Она улыбнулась печально и иронично:
— А однако — смерть сильнее, к сожалению, должна я это признать. Она сильнее даже того, что казалось мне крепче и моей любви, крепче и дороже её, да, дороже.
— Что же это?
— Неужели не догадываетесь? Ах, эти поэты мудрее на бумаге, чем в жизни! Конечно, мой талант. Вот для него страшны были те нищета и нужда!
Поэт уже смотрел на неё прежним взглядом, не пряча глаз.
— Но ведь вы сами зарабатывали немало, — всё же возразил он.
— Такая перелётная птица, какой я была и должна была быть по условиям нашей сцены, могла зарабатывать только перелётами — запасов я не имела и никогда не умела их копить, — а свив гнездо постоянное, я лишилась бы и заработков.
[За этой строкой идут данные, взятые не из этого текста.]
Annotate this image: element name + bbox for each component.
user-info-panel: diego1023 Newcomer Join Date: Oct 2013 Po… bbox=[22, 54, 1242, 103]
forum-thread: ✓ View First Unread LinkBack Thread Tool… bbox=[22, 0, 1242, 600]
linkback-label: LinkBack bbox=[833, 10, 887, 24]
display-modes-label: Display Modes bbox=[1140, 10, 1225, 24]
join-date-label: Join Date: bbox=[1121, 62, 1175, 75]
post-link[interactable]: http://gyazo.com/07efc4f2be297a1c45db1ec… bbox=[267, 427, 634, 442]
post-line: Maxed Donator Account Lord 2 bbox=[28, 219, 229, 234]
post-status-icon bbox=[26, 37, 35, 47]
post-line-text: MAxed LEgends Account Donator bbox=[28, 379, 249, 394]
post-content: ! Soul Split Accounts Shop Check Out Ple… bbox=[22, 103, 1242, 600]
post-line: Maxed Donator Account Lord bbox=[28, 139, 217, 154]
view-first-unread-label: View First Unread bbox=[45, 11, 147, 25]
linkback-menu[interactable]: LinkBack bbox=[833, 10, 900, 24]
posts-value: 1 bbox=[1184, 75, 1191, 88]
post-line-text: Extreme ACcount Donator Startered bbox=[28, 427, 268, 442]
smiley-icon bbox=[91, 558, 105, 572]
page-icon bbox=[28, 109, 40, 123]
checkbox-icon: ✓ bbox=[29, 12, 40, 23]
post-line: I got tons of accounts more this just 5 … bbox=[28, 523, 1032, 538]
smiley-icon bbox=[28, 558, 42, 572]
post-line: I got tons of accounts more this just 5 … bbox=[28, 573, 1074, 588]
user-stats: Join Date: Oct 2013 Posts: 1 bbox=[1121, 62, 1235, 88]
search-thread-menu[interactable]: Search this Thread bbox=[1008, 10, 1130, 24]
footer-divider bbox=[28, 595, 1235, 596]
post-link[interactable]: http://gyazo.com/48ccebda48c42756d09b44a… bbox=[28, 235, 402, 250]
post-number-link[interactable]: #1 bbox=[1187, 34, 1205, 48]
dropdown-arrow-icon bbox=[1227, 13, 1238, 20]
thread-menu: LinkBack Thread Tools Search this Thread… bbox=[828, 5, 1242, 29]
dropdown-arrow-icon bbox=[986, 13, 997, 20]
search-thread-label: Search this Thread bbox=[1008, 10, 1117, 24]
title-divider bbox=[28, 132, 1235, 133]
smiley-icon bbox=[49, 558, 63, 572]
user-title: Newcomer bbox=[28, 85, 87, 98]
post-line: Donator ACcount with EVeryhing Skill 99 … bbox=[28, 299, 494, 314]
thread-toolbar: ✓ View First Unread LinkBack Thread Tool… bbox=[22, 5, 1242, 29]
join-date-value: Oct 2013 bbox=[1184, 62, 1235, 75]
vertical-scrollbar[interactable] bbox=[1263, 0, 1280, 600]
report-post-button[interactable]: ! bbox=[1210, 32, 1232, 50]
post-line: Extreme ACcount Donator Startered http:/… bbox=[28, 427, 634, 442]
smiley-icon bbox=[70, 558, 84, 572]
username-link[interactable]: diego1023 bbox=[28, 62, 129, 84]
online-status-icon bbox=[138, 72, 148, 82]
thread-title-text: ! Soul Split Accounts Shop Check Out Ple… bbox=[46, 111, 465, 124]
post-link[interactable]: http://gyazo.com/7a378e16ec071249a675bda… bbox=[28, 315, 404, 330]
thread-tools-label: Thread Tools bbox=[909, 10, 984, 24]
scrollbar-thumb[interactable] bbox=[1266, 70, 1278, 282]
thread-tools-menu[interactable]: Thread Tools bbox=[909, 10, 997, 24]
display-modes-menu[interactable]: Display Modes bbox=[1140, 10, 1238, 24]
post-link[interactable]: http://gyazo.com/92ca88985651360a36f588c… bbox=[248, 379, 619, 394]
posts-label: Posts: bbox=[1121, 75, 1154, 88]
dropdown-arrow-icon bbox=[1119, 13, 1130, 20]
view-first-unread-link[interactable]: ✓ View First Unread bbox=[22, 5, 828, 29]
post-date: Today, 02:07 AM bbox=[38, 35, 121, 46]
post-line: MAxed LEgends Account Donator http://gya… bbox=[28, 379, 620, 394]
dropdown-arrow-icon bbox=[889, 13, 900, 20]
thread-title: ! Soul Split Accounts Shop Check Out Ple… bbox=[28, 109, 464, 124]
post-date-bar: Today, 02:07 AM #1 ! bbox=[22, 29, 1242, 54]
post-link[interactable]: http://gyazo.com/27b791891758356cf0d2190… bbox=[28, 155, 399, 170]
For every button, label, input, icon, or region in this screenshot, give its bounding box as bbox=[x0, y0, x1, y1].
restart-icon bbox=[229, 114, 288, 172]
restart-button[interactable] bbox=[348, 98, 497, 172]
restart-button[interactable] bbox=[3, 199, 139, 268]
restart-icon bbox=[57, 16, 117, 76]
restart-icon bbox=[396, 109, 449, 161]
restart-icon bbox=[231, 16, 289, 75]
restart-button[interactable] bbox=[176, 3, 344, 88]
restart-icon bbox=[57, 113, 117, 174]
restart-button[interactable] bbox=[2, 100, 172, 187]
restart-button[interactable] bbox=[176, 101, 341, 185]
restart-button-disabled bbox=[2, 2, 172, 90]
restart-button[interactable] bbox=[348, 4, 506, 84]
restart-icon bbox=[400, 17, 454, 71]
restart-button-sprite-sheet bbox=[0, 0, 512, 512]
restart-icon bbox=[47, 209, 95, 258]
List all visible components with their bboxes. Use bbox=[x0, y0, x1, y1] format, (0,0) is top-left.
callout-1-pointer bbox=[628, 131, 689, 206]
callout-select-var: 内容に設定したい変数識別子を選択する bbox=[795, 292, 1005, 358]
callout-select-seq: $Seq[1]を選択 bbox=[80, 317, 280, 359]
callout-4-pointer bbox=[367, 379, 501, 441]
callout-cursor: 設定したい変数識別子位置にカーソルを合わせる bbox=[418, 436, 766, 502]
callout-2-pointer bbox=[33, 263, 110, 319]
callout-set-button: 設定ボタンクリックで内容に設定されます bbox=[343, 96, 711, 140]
Ещё если бы он был актёром… а то не может же хроникёр мелкой прессы в каждом маленьком городе устраиваться в другую газету. Это не так легко.
— Это правда.
— На мои тогдашние заработки мы, конечно, могли бы прожить вдвоём, даже, может быть, и с семьёй, если бы он перестал зарабатывать и жил, ездя со мной, на мой счёт. Но он и слышать о том не хотел.
— Это понятно, — рассудительно заметил поэт.
Актриса вспыхнула.
— Ну конечно! Вам это понятно! Что мужчина может из-за каких-то мещанских предрассудков разбить сердце себе и своей любимой — вам это понятно!
— Это не предрассудки, это элементарная порядочность.
— Именно "элементарная"! Всё у вас, мужчин, "элементарное"! Ну, а если бы я жила на его жалкие "строчные", отказавшись от своей профессии ради любви, то это была бы "элементарная непорядочность"?
— Это совсем другое дело. При современных условиях…
Актриса замахала руками.
— Знаю, знаю, знаю! Слыхала тысячу раз! Скучно. Элементарно. Довольно. То же самое и он говорил. Я ненавидела его в такие минуты.
Поэт решил не настаивать на этой теме.
— Может быть, он мог бы иметь какой-то заработок при вашей труппе? — неуверенно вставил он.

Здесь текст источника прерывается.